While the controversy has undeniably weighed on investor sentiment, it has also created a compelling opportunity for long-term investors. With the stock trading well below recent highs, goeasy’s solid fundamentals and management confidence suggest that the sell-off could be overdone. With this background, let’s look at three reasons to consider buying this TSX stock like there’s no tomorrow.
Reason #1: goeasy to sustain double-digit growth
goeasy is a dominant player in Canada’s subprime lending market, consistently delivering strong financial results driven by higher loan originations and operational efficiency. The financial services provider’s revenue has grown at a compound annual growth rate (CAGR) of 22.7% in the last five years. At the same time, its earnings have increased at a CAGR of 23%. The lender’s solid sales and earnings have translated into significant capital gains.
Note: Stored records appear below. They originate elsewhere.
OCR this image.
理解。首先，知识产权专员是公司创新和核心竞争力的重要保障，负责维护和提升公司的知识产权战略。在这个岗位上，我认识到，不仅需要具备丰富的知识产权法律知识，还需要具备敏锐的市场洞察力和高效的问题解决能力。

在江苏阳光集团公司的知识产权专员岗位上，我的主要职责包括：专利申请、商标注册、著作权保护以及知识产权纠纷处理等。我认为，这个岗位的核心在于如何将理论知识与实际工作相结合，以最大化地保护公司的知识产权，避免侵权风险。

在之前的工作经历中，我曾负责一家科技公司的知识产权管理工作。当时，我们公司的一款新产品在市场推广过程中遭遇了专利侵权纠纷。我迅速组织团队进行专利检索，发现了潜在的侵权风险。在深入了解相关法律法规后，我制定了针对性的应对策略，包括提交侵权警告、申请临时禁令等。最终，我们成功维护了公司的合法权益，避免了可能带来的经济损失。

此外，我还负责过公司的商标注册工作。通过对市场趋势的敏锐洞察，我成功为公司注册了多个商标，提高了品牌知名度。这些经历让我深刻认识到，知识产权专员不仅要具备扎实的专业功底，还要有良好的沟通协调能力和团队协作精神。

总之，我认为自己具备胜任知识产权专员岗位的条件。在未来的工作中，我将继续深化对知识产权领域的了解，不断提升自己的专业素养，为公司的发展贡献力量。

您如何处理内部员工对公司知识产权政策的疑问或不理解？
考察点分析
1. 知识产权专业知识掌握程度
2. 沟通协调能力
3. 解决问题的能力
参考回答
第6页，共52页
goeasy expects its consumer loan portfolio to reach between $7.35 billion and $7.75 billion by 2027, providing a solid base for revenue growth. While the average yield on loans could dip slightly, this reflects a strategic pivot toward secured lending. Further, the company’s diversified funding base and expansion into new products and markets will likely support its top line.
The leverage from higher sales, steady credit and payment performance, and operating efficiency will cushion its bottom line, leading to a double-digit increase in its earnings.
Reason #2: goeasy is a solid dividend growth stock
goeasy is set to deliver strong revenue and earnings growth, which will likely lead to a recovery in its share price. At the same time, this subprime lender is likely to return significant cash to its shareholders through higher dividend payments.
GSY stock has paid dividends for 21 consecutive years. Moreover, it has increased its annual distributions for the past 11 years in a row.
Looking ahead, goeasy’s earnings could continue to grow at a double-digit rate, giving it the capacity to keep growing its dividend. As of October 9, goeasy’s shares closed at $160.19, representing a dividend yield of 3.6%. While that yield may not be very high, its reliability and consistent growth make it a solid choice for long-term investors who seek both income and capital appreciation.
Reason #3: goeasy stock is undervalued
The recent sell-off has driven goeasy’s valuation lower despite its ability to deliver solid financials. goeasy trades at 7.9 times its expected earnings for the next 12 months. This multiple is lower than its historical average. Further, goeasy stock also looks undervalued considering its double-digit earnings growth potential and a dividend yield of 3.6%.